Auf dem Weg zum Krankenhaus ließ er die letzten Ereignisse dieser Nacht Revue passieren.
Nachdem Spencer gefallen war, tauchten ganze zehn Einsatzkräfte auf, die etwas überfordert von der Situation schienen, aber wohl einen ziemlich guten Überblick der Situation hatten. Nachdem Cedric herausgezogen wurde, bekam er nur noch mit, wie Nolan und der benommene Polizeichef Green festgenommen wurden, während Sanitäter an ihnen vorbeirannten, um Kommissar Sperling aufzusammeln.
Am Treppenabsatz hatte Wheatley gesessen, der ihn gepackt und in eine heftige Umarmung gezogen hatte.
Wheatley war es gewesen, der die Verstärkung gerufen, den Fall erklärt und schließlich auf eigene Faust hinuntergekommen war, um Cedric im letzten Moment zu retten. Dafür war der Mann auf dem Hosenboden Stufe für Stufe in den Keller gestiegen und hatte allein durch die Ortung mit seinem absolutem Gehör Spencer im Dunkeln treffen können.

Cedric saß mit Sperling, der noch immer nicht bei Bewusstsein war, im Krankenwagen. Wheatley befand sich im Krankentransport, und die zwei lebendigen Täter wurden getrennt abgeführt.
Erst, als sie das Krankenhaus erreichten, wurde Cedric aus seiner Starre geschüttelt. „Ich möchte zu meinem Freund", murmelte er, als der Sanitäter ihn abschnallte.

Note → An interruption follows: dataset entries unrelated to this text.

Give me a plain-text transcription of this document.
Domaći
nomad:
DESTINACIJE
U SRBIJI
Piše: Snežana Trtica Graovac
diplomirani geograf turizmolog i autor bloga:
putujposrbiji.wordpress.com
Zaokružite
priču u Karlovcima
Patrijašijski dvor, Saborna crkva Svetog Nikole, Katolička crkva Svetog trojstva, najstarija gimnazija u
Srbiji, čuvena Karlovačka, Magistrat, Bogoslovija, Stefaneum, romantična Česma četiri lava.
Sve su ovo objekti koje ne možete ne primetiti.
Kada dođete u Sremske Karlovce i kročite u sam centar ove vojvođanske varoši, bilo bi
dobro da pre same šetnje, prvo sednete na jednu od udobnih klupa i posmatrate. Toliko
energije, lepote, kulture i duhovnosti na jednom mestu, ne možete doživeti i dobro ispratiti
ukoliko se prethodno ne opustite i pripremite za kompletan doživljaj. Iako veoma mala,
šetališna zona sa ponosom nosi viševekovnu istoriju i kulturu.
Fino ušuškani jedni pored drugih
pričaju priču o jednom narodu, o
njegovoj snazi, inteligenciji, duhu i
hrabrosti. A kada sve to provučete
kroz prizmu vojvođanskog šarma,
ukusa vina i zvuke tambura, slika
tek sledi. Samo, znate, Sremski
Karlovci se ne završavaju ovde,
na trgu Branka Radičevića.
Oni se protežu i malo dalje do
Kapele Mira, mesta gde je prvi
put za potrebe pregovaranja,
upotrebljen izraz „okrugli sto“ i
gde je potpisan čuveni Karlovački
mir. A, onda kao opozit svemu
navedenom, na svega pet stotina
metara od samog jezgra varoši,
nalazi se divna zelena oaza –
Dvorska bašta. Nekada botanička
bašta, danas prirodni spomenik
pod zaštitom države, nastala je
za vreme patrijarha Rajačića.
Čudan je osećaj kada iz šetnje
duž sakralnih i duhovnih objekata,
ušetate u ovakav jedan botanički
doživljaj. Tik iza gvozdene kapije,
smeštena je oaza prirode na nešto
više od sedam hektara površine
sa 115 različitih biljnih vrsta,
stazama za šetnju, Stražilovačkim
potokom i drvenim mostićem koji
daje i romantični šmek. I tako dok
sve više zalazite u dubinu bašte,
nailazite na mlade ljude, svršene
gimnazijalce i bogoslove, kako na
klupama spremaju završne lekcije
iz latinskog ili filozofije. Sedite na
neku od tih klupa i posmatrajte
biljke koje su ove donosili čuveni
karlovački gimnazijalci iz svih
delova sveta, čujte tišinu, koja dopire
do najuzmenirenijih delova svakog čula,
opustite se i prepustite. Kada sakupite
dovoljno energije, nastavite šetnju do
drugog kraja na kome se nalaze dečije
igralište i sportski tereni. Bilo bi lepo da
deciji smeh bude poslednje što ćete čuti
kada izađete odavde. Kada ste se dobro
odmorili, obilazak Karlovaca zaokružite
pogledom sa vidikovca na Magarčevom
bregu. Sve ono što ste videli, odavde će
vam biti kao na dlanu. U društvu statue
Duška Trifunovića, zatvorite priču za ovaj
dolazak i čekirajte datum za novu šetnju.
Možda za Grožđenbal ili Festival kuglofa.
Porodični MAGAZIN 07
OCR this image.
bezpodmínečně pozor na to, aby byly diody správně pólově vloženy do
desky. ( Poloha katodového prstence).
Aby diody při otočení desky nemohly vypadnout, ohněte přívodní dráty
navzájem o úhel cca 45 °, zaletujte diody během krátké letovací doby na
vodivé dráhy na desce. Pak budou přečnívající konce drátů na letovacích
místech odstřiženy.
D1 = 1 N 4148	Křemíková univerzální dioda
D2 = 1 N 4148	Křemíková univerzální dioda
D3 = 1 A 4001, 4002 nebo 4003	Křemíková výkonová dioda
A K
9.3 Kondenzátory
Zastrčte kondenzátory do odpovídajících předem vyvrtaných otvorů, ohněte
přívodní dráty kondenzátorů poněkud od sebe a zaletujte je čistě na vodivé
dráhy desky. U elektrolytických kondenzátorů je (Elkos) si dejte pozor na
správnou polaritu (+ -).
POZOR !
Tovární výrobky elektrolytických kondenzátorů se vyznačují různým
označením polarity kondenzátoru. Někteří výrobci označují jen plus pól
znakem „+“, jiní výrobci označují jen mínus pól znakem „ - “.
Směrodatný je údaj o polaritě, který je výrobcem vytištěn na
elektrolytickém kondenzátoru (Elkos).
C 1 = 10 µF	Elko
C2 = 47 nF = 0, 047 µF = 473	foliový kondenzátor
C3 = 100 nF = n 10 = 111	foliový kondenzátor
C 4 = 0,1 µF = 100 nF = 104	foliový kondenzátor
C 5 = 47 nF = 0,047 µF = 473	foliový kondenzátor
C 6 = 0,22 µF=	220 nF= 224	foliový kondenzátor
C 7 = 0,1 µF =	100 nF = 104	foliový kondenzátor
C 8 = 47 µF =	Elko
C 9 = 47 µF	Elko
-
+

Dieser schaute zwar überrascht, aber nickte und sagte, das könnten sie sicherlich einrichten.
Doch das war nicht nötig, denn Dr. Leicester lief auf dem Parkplatz bereits auf den Wagen zu und empfing ihn. Sein besorgter Blick beunruhigte Cedric im ersten Moment, doch es schien nicht um Allan zu gehen.
„Cedric, du verdammter Tausendsassa! Kannst du nicht einen Tag mal etwas ruhiges machen? Kaffeekränzchen zum Beispiel?"
Unwillkürlich entschlüpfte Cedric ein Lachen, und er ließ sich von ihm in das Hospital führen. Mittlerweile war es schon hell geworden, und den geregelten Tagesablauf schien dieser Einsatz ziemlich zu stören, denn überall reckten Angestellte und Patienten die Köpfe, um etwas mitzubekommen. Doch die drei Polizisten, die sie begleiteten, sorgten mit tödlichen Blicken dafür, dass niemand zu nahe kam.
„Wie geht es Allan?", fragte Cedric gedämpft. Leicester lächelte. „Dem geht's prächtig. Also, den Umständen entsprechend. Keine Sorge, die richtige Medikation wird ihm nun endlich richtig helfen."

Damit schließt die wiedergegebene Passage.